The logical answer to this question is simply, that you must create more than one instance of a product for the factory to be financially viable. This was one for the stated objectives for building a factory in When would you build one?
Just how many instances are we talking about though?
Using the logic expanded below, you can roughly expect ROI only after ~3rd – 5th product instance is sold.
The ROI values stated above come from the following assumptions and estimate calculations:
- The sale price of a factory-made product is the same as the sale price of one-off developed product
- The sale price of product today is same as the sale price tomorrow
- The resource cost to develop a factory is the same as the resource cost to develop a one-off developed product (i.e. same developer skillset)
- It takes at least twice as long to create the factory, than to create a one-off product.
- The time to generate a product from the factory, and complete the final product is negligible.
To get our lower estimate, your first factory-made product sold only covers half the original cost of building the factory, so you need to sell more than 2 products (i.e. at least 3) to get the initial investment cost back.
The upper estimate comes from the realities of software development today.
- The sale price of a one-off developed product today will be higher than the sale price of a factory-made product tomorrow. (Perhaps 40%-70% cheaper tomorrow?)

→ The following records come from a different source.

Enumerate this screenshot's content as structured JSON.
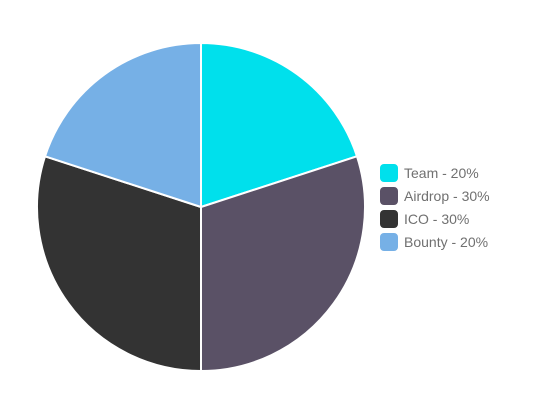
{
  "chart_data": {
    "type": "pie",
    "legend_position": "right",
    "slices": [
      {
        "label": "Team - 20%",
        "value": 20,
        "color": "#00E0EC"
      },
      {
        "label": "Airdrop - 30%",
        "value": 30,
        "color": "#5A5166"
      },
      {
        "label": "ICO - 30%",
        "value": 30,
        "color": "#333333"
      },
      {
        "label": "Bounty - 20%",
        "value": 20,
        "color": "#76B0E6"
      }
    ]
  }
}
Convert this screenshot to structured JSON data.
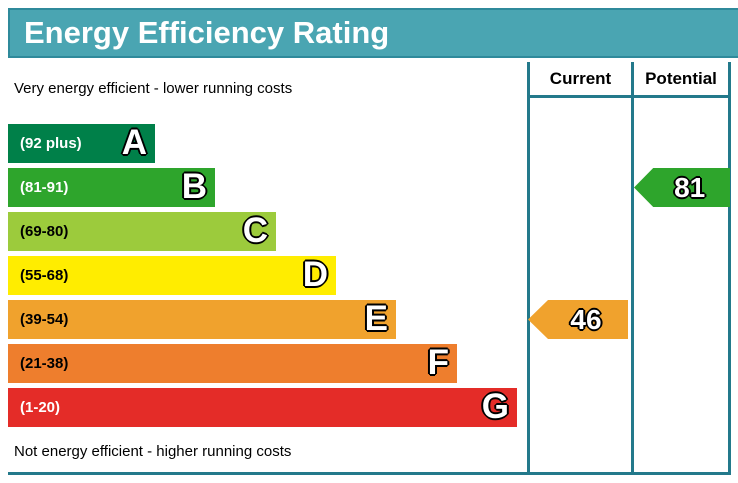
{
  "title": "Energy Efficiency Rating",
  "header": {
    "current": "Current",
    "potential": "Potential"
  },
  "top_note": "Very energy efficient - lower running costs",
  "bottom_note": "Not energy efficient - higher running costs",
  "colors": {
    "title_bar_bg": "#4aa5b2",
    "title_bar_border": "#2f8a9b",
    "grid_line": "#23798b",
    "page_bg": "#ffffff"
  },
  "chart_data": {
    "type": "bar",
    "subtype": "epc-energy-efficiency-rating",
    "bands": [
      {
        "letter": "A",
        "range": "(92 plus)",
        "min": 92,
        "max": 100,
        "color": "#008049",
        "text_color": "#ffffff"
      },
      {
        "letter": "B",
        "range": "(81-91)",
        "min": 81,
        "max": 91,
        "color": "#2ea52c",
        "text_color": "#ffffff"
      },
      {
        "letter": "C",
        "range": "(69-80)",
        "min": 69,
        "max": 80,
        "color": "#9ccb3c",
        "text_color": "#000000"
      },
      {
        "letter": "D",
        "range": "(55-68)",
        "min": 55,
        "max": 68,
        "color": "#ffed00",
        "text_color": "#000000"
      },
      {
        "letter": "E",
        "range": "(39-54)",
        "min": 39,
        "max": 54,
        "color": "#f0a22d",
        "text_color": "#000000"
      },
      {
        "letter": "F",
        "range": "(21-38)",
        "min": 21,
        "max": 38,
        "color": "#ee7e2d",
        "text_color": "#000000"
      },
      {
        "letter": "G",
        "range": "(1-20)",
        "min": 1,
        "max": 20,
        "color": "#e42c28",
        "text_color": "#ffffff"
      }
    ],
    "current": {
      "value": 46,
      "band": "E",
      "color": "#f0a22d"
    },
    "potential": {
      "value": 81,
      "band": "B",
      "color": "#2ea52c"
    }
  }
}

- The cost of software development today is lower than tomorrow. (Overheads increase, skills become harder to find, inflation etc.)
- The cost of factory development resources is higher than ordinary one-off development resources. (Requirement for more specialised skills).
- It takes time and cost to generate and complete the product using the factory.
- There is potentially financial loss in not delivering product to market in the extra time it took to finish the factory.
All these considerations (and many others) contribute to the fact that more instances need to be sold to recover the cost. The actual upper estimate may well vary depending on many conditions affected by the variation of any of the above statements.
A Safer Estimate
For arguments sake, and to be on the safe side, considering the real world factors hinted at above, we should use a rough guide of requiring to creation of ‘many more than 5 instances of a product’ to recover costs. This is the estimate used in the other posts.
Hopefully we have given you some idea of how long it takes to develop factories (although not precisely scientific). Also that this type of development requires a larger initial investment with a deferred payback, which is typically quite different than normal product development for most, but nonetheless the same strategy as building reusable assets today.
This kind of monetisation strategy often conflicts with normal development projects (which normal generate profit after the first release of a product), and demands separate treatment from normal software developments. Another reason, why your management, and organisation needs to support a software factory approach.
Hopefully we have given you an idea of how to calculate the justification to move forward with a factories approach, and that you would not attempt a factory approach unless you were confident that you could return on your overall investment in one.